DAVID NAVARRO
La Generalitat ya no debe observar el mismo "rechazo absoluto" entre la sociedad alicantina o ya no debe creer que las dos principales cajas de la Comunidad tienen mayor recorrido "por separado" que juntas, como afirmaban sus representantes hace sólo cinco meses, porque ayer el vicepresidente económico del Consell, Gerardo Camps, instó públicamente a Caja Mediterráneo (CAM) y a Bancaja a que empiecen a estudiar su fusión. Es más, para Camps, con la actual crisis económica y con el deterioro que están sufriendo las cuentas de resultados de las entidades financieras, sería toda una "irresponsabilidad" que el Gobierno valenciano no instase el proceso y que las direcciones de ambas cajas no lo analizasen seriamente.
El vicepresidente aseguró que el momento actual es "radicalmente distinto" de cualquier otro anterior en el que se haya planteado la fusión entre CAM y Bancaja. Al respecto, apuntó que el sector financiero atraviesa una situación difícil y pronosticó que "probablemente" será "aún más complicada" el próximo año y el posterior, y recordó que las entidades de la Comunidad han apoyado su crecimiento de los últimos años en la construcción, por lo que están más expuestas a los riesgos.
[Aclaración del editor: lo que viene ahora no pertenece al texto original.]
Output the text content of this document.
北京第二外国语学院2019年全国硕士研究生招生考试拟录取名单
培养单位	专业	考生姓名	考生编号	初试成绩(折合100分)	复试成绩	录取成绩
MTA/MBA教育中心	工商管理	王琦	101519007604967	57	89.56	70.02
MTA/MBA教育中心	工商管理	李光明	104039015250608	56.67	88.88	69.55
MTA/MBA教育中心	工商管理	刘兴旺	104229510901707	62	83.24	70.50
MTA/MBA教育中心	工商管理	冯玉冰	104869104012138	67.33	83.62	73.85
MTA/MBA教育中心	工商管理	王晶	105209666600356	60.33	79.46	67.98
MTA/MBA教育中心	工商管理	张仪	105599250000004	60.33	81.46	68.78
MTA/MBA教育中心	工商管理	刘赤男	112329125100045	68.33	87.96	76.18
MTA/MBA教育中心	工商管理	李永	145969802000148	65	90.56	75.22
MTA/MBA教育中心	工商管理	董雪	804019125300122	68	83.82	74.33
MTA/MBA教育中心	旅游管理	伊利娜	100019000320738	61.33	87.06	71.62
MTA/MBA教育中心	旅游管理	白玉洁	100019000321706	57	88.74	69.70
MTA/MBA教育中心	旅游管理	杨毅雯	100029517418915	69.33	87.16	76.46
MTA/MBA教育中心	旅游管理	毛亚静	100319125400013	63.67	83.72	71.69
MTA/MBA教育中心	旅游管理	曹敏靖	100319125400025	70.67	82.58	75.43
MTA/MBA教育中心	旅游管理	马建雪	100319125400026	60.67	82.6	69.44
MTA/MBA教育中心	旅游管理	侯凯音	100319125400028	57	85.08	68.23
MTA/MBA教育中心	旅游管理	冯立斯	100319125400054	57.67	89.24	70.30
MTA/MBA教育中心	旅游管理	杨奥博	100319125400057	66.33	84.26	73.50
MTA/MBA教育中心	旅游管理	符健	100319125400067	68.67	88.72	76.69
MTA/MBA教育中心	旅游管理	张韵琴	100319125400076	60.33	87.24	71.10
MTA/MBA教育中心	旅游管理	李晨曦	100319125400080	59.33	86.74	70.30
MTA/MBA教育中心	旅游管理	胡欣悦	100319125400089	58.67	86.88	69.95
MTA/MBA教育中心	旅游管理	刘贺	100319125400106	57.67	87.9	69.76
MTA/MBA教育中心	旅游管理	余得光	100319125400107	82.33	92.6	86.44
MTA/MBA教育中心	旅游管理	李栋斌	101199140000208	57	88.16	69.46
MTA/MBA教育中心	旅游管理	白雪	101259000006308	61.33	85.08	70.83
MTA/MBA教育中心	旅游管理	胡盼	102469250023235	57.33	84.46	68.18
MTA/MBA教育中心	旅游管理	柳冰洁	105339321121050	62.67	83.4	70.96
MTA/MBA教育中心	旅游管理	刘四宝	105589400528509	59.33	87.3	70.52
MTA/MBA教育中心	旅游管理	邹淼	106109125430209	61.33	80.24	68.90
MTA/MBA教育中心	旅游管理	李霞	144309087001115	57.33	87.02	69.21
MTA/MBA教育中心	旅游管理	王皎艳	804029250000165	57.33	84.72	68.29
Por todo ello, Gerardo Camps abogó por una unión entre CAM y Bancaja, a la que se añadió Caixa Ontinyent, sin que ello suponga descartar la posterior "absorción" de otras cajas de tamaño medio, "como Caja Murcia". No obstante, destacó que todos los procesos puestos en marcha hasta el momento en otras autonomías, como Andalucía, Castilla y León o Cataluña, han sido entre entidades de una misma región, mientras que las fusiones interregionales "apenas han pasado de los contactos preliminares".
Costes sociales
El también conseller de Economía apuntó, igualmente, como otro argumento a favor, que la creación por parte del Gobierno del Fondo de Reestructuración Ordenada Bancaria (FROB) permitiría sufragar o financiar algunos de los gastos que supondría la fusión y que antes tendrían que haber asumido las cajas. Sobre los costes sociales del proceso -un informe en poder de ambas entidades asegura que provocaría 4.500 despidos y habría que cerrar 400 oficinas-, Camps sostuvo que cualquier estudio realizado al respecto con anterioridad "vale más bien poco" actualmente.
Preguntado por si el Consell pensaba limitarse a "animar" a la fusión o si daría algún paso más para forzar la fusión, el vicepresidente aseguró que no pensaba ejercer "ningún tipo de veto ni tomar ninguna decisión con carácter político", pero también dejó caer que "a nadie se le escapa que la mayoría de los representantes en las cajas son designados por instituciones políticas". Precisamente sobre este tema, admitió que la renovación de los órganos de gobierno de las cajas valencianas se encuentra en estos momentos paralizada por la falta de contactos entre el PP y PSPV para consensuar los nombres.
Sin comparación
Fuentes del consejo de administración de la CAM reconocían ayer que el mensaje lanzado por Gerardo Camps no les cogía del todo desprevenidos, negaban que se hubiese producido ya algún movimiento concreto. "El problema es que no hemos sabido plantear una alternativa a la fusión con Bancaja. Con Caja Murcia ha habido un amago pero se ha quedado en un pensamiento", reflexionaba ayer uno de los consejeros, que también se cuestionaba si era el momento más oportuno para la operación, con un Consell debilitado y demasiado ocupado con el caso Gürtel. En cualquier caso, reconocía que el contexto económico no resulta nada halagüeño y que, "cuanto mayor sea una entidad más posibilidades tendrá de resistir la crisis sin problemas".
Otro consejero consultado por este diario señalaba que las comparaciones realizadas por Camps no son del todo correctas. "Cataluña tenía ocho cajas de ahorros y se han fusionado las pequeñas con Caixa Catalunya, en ningún momento se ha planteado que se fusionaran Caixa Catalunya con la Caixa. Tampoco en Andalucía se ha propuesto que lo hagan Caja Sol y Unicaja. Una fusión como la que plantea no tiene precedentes", señalaba.
La misma fuente apunta el problema que ha creado ahora la Generalitat "porque si no lo tomamos en consideración sería un desaire para el Consell. Se entendería como una falta de respeto. En el caso contrario, prácticamente nos tendríamos que poner a trabajar en el tema esta semana". No obstante, este consejero también admitía que la fusión con Bancaja no se encontraría con los obstáculos de tipo político a los que se enfrentan las operaciones interregionales pero considera "inasumible" el coste social.